I learned there are several ways to approach visiting California wineries. One popular way is to reserve a seat on a limo/bus and travel to a bunch of wineries in one day without getting arrested for playing bumper cars on Highway 29. You can find plenty of limo services on the web that, for a fee, will drive you around all day. Our daughter-in-law did just that for our son’s birthday this year. They had a blast! Oh, and they were so snookered by lunch they fell asleep on the grass during one of the winery stops. Yep, and nearly got left behind by their limo driver. I asked if they took any pictures of the wineries. They figured the camera would get lost, so they left it home. Smart kids!

With only one day to get the teeniest sip of wine country, we considered the limo approach, but opted for just picking one winery that included a tour. We actually were in the area to visit our Air Force son, who is today deploying to scary parts of the world, and our lovely daughter-in-law. With a French oak barrel full of possibilities, how in the world does anyone pick a winery? That was the twenty dollar question. Our oldest daughter and new son-in-law came to the rescue. They had just gotten back from their honeymoon in Napa and Sonoma.

“I went to and Hendry Winery had lots of great reviews,” Katie said.

She knew her engineer/dad would love George Hendry and his approach to winemaking. I mean how often does one get to be in the presence of a dude that is passionate about wine and also designs cyclotrons for Pinot’s sake? George is also a physicist. I liked that Hendry wine ( is made of grapes harvested from the 140 acres of grapes planted on the estate. Oh, and the bottle of Hendry Pinot that Katie and Chad brought back to us certainly helped sealed the deal.

The tour/tasting lasted 2-1/2 hours. They do them twice a day. Be sure to reserve in advance. It was $40 per person (fee waived with equivalent purchase) and included an educational tour of the vineyard, where they made and stored the wines, and a seated, formal tasting. Katie indicated a “seated tasting” was a little unusual for Napa/Sonoma and she thought we’d enjoy it better than hangin’ onto a bar for dear life. Did we ever!

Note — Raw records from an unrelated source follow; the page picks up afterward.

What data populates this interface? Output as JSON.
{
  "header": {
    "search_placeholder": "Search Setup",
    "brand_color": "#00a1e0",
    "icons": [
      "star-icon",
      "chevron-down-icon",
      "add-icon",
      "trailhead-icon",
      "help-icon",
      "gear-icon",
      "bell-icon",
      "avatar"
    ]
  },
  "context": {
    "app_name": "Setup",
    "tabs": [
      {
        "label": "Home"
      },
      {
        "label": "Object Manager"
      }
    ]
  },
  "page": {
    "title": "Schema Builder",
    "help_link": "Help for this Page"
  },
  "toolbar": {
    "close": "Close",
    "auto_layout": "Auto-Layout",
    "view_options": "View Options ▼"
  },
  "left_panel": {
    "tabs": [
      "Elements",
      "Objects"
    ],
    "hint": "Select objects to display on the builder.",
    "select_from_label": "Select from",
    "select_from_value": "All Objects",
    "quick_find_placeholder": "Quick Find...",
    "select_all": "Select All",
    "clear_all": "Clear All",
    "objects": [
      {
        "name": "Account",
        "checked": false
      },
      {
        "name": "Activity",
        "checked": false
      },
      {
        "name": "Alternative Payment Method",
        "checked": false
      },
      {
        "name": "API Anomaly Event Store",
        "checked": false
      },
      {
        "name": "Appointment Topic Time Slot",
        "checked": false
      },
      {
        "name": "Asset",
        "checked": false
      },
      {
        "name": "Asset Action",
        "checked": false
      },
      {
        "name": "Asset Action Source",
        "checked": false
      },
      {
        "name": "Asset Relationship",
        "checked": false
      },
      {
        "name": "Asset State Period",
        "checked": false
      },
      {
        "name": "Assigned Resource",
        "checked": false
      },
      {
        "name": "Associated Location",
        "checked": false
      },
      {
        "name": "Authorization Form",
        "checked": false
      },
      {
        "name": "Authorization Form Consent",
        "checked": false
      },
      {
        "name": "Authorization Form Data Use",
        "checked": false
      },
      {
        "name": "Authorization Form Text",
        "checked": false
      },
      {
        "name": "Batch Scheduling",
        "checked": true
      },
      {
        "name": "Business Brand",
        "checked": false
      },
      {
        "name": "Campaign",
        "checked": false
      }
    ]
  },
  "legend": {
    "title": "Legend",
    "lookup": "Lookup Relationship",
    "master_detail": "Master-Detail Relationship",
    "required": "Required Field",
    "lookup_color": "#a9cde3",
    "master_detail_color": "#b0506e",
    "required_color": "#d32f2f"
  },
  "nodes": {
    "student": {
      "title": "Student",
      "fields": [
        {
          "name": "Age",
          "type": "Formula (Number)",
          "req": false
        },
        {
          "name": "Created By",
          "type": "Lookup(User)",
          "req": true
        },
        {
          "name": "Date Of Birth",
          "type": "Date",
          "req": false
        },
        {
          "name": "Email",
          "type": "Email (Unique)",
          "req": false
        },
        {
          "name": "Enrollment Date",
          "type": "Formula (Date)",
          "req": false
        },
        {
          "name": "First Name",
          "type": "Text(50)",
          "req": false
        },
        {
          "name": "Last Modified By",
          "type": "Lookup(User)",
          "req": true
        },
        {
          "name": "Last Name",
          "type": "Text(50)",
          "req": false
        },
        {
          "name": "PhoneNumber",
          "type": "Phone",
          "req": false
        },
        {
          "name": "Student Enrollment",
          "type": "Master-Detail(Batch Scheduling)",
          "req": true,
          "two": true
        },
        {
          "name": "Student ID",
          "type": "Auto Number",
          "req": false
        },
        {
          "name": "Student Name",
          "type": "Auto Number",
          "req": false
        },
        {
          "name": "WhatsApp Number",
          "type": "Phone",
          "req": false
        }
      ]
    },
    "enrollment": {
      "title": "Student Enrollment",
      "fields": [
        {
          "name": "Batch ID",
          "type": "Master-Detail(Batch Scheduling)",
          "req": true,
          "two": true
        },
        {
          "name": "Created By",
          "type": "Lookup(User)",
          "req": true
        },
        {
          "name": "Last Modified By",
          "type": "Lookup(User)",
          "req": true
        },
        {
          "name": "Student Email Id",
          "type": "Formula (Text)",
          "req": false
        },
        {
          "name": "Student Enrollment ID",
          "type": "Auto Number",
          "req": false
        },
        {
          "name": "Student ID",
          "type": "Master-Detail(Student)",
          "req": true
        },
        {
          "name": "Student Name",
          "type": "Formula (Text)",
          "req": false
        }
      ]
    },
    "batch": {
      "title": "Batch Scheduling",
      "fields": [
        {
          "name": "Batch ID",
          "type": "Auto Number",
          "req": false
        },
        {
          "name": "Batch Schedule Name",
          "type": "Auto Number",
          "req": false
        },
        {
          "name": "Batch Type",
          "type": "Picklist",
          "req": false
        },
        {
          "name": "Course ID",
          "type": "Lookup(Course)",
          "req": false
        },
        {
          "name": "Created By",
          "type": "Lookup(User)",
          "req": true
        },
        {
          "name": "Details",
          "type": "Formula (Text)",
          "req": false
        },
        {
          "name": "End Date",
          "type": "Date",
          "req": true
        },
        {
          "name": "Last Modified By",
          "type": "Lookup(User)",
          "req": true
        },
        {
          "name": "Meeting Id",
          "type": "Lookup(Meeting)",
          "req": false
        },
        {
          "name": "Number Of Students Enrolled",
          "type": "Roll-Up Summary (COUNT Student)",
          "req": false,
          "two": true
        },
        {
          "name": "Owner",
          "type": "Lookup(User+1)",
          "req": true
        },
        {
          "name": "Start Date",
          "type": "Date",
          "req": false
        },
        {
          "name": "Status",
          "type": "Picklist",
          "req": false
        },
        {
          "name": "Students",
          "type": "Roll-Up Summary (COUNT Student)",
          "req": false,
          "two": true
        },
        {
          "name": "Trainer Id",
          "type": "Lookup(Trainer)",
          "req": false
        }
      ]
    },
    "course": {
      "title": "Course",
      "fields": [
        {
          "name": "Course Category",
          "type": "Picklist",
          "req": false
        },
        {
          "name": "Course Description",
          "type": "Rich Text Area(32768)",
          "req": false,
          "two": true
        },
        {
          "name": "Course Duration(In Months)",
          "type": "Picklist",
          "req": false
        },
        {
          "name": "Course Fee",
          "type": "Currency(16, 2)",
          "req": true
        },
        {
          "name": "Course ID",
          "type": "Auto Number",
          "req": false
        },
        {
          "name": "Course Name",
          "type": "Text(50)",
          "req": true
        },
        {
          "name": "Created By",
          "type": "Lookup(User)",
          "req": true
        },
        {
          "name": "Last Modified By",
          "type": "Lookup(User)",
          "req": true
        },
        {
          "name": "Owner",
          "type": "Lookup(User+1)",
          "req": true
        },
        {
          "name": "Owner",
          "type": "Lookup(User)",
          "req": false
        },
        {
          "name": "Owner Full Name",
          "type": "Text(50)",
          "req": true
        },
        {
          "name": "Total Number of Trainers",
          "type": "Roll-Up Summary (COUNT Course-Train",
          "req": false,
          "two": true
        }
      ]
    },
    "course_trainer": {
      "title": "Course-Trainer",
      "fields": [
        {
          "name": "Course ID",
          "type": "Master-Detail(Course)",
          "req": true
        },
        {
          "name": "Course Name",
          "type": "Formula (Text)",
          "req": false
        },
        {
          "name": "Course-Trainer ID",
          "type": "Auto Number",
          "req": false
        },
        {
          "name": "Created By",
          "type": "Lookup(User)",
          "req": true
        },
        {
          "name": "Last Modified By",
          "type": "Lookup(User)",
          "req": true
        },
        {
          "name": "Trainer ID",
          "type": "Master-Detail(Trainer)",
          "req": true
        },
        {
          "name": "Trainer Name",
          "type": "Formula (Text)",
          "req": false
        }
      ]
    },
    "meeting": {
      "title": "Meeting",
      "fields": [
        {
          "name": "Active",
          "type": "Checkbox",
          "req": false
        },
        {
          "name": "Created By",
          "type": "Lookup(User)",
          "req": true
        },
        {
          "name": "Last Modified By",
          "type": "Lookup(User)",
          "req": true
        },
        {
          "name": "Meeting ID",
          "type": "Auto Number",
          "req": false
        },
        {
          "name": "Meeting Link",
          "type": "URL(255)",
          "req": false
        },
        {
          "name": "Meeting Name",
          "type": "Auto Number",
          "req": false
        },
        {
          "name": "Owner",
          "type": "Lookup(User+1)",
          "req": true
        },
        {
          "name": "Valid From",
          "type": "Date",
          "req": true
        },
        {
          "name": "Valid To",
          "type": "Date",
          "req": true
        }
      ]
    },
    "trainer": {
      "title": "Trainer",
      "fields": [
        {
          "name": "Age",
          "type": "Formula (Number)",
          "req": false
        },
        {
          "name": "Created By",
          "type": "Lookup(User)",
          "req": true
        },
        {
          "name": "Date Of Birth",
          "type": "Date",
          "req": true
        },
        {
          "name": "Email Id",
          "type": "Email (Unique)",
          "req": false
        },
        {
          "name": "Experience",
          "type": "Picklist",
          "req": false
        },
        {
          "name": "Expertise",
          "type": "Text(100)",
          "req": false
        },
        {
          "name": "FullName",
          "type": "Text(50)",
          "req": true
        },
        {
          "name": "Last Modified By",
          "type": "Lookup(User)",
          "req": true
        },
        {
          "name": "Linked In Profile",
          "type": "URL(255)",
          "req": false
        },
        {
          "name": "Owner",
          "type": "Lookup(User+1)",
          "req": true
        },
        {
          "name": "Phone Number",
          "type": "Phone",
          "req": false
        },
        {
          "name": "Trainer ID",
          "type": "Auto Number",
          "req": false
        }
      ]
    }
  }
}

Somewhere between their unoaked Chardonnay and the Pinot Noir, I was feeling warm and a tad lightheaded. It’s probably why I couldn’t tell you whether we sampled six, seven or eight different wines. We were taught to swirl and sip and it was all good … especially the Pinot Noir. We noticed the difference in taste and color of the barrel fermented and unoaked Chardonnay. Of the 12 bottles we bought, and they conveniently shipped home to us, three were Pinot Noir. We are saving them for a special occasion. What the heck, we’ll uncork a bottle this weekend. Weekends are special, aren’t they?